According to ISRO, the images were captured by the M3 during the commissioning phase of Chandrayaan-1, launched on October 22, as the spacecraft orbited the moon at an altitude of 100 km.

"The M3 provides us with compositional information across the moon that we have never had access to before," Pieters said, adding that the ability to now identify and map the composition of the surface in geologic context provided a new level of detail needed to explore and understand the moon.

M3 is one of the 10 instruments onboard the unmanned Chandrayaan-1, conducting experiments while the spacecraft orbits over the moon in the next two years. ISRO indigenously built five instruments, while the remaining six experiments are global,
including three from the European Space Agency, two from NASA and one
from Bulgaria.

Meanwhile, Nair said that the successful launch of the Chandrayaan-1 mission has proved that India's homegrown technology is world-class.

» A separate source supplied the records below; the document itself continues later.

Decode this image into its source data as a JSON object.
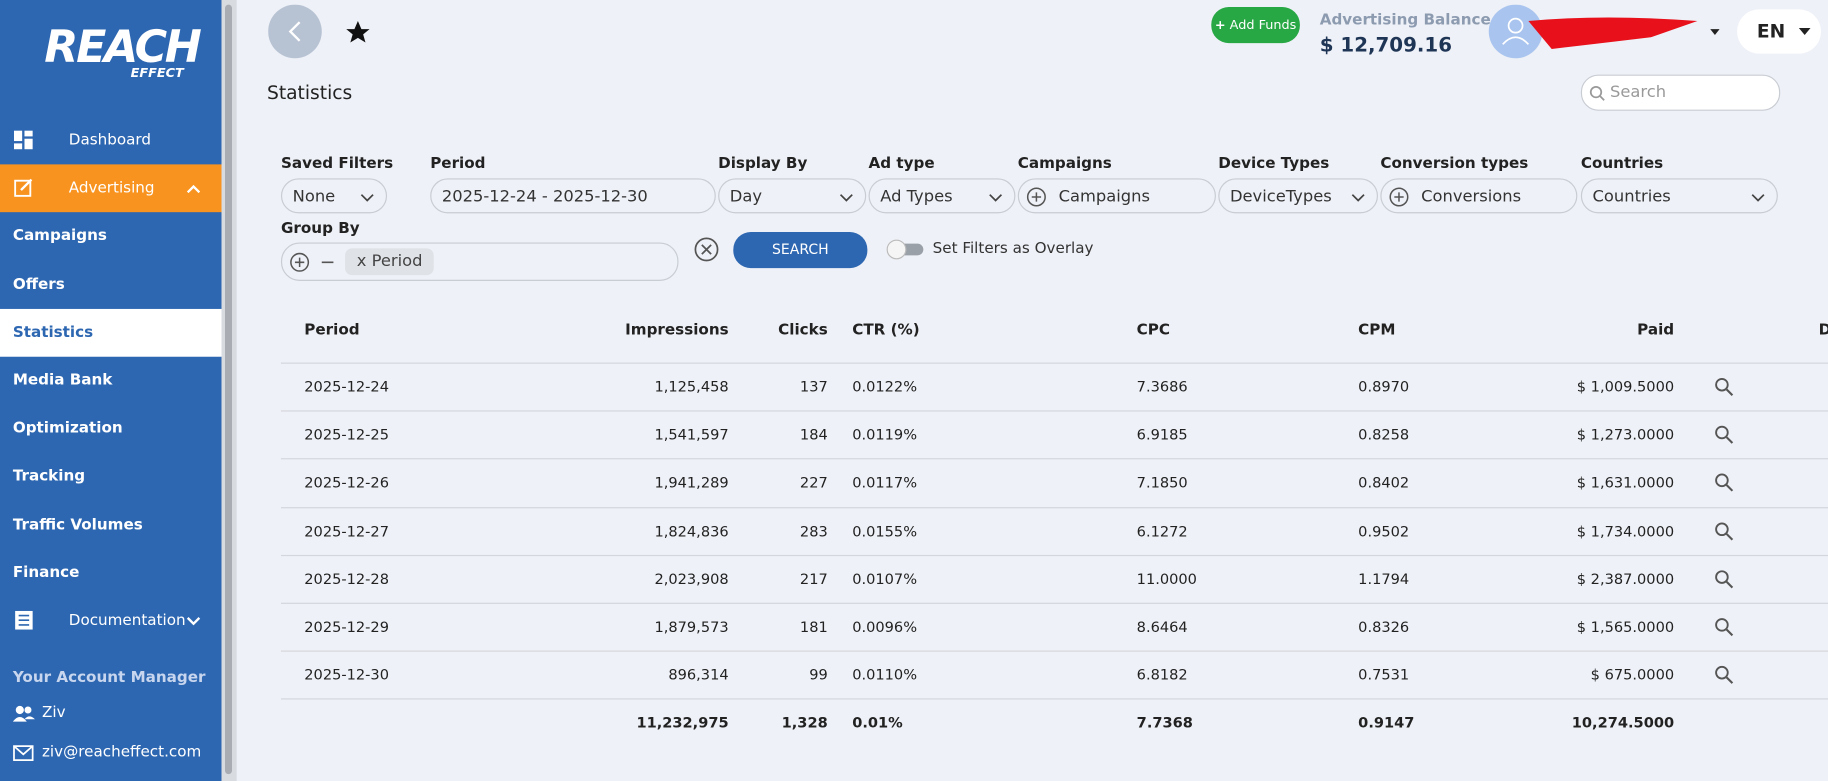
{
  "sidebar": {
    "logo": {
      "main": "REACH",
      "sub": "EFFECT"
    },
    "nav": [
      {
        "label": "Dashboard",
        "icon": "grid"
      },
      {
        "label": "Advertising",
        "icon": "edit",
        "state": "open"
      },
      {
        "label": "Campaigns"
      },
      {
        "label": "Offers"
      },
      {
        "label": "Statistics",
        "state": "active"
      },
      {
        "label": "Media Bank"
      },
      {
        "label": "Optimization"
      },
      {
        "label": "Tracking"
      },
      {
        "label": "Traffic Volumes"
      },
      {
        "label": "Finance"
      },
      {
        "label": "Documentation",
        "icon": "doc"
      }
    ],
    "account_manager": {
      "title": "Your Account Manager",
      "name": "Ziv",
      "email": "ziv@reacheffect.com"
    }
  },
  "header": {
    "add_funds": "Add Funds",
    "balance_label": "Advertising Balance",
    "balance": "$ 12,709.16",
    "language": "EN",
    "page_title": "Statistics",
    "search_placeholder": "Search"
  },
  "filters": [
    {
      "label": "Saved Filters",
      "value": "None",
      "kind": "select"
    },
    {
      "label": "Period",
      "value": "2025-12-24 - 2025-12-30",
      "kind": "text"
    },
    {
      "label": "Display By",
      "value": "Day",
      "kind": "select"
    },
    {
      "label": "Ad type",
      "value": "Ad Types",
      "kind": "select"
    },
    {
      "label": "Campaigns",
      "value": "Campaigns",
      "kind": "multi"
    },
    {
      "label": "Device Types",
      "value": "DeviceTypes",
      "kind": "select"
    },
    {
      "label": "Conversion types",
      "value": "Conversions",
      "kind": "multi"
    },
    {
      "label": "Countries",
      "value": "Countries",
      "kind": "select"
    }
  ],
  "group_by": {
    "label": "Group By",
    "chip": "x Period",
    "search_button": "SEARCH",
    "overlay_toggle": "Set Filters as Overlay"
  },
  "table": {
    "columns": [
      "Period",
      "Impressions",
      "Clicks",
      "CTR (%)",
      "CPC",
      "CPM",
      "Paid",
      "D"
    ],
    "rows": [
      [
        "2025-12-24",
        "1,125,458",
        "137",
        "0.0122%",
        "7.3686",
        "0.8970",
        "$ 1,009.5000"
      ],
      [
        "2025-12-25",
        "1,541,597",
        "184",
        "0.0119%",
        "6.9185",
        "0.8258",
        "$ 1,273.0000"
      ],
      [
        "2025-12-26",
        "1,941,289",
        "227",
        "0.0117%",
        "7.1850",
        "0.8402",
        "$ 1,631.0000"
      ],
      [
        "2025-12-27",
        "1,824,836",
        "283",
        "0.0155%",
        "6.1272",
        "0.9502",
        "$ 1,734.0000"
      ],
      [
        "2025-12-28",
        "2,023,908",
        "217",
        "0.0107%",
        "11.0000",
        "1.1794",
        "$ 2,387.0000"
      ],
      [
        "2025-12-29",
        "1,879,573",
        "181",
        "0.0096%",
        "8.6464",
        "0.8326",
        "$ 1,565.0000"
      ],
      [
        "2025-12-30",
        "896,314",
        "99",
        "0.0110%",
        "6.8182",
        "0.7531",
        "$ 675.0000"
      ]
    ],
    "totals": [
      null,
      "11,232,975",
      "1,328",
      "0.01%",
      "7.7368",
      "0.9147",
      "10,274.5000"
    ]
  }
}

"Investment in space technology has paid rich dividends to the country and ISRO has succeeded in taking its benefits from the confines of the laboratory, to the society at large," the space agency chief said.

Nair said that it was not possible for India to adopt technologies evolved by developed nations because 70 per cent of the people live in rural areas and it calls for addressing technological issues from the local angle.

"The Chandrayaan-1 mission was accomplished in four years from the time of project conception. This is remarkable for a maiden mission," Nair said.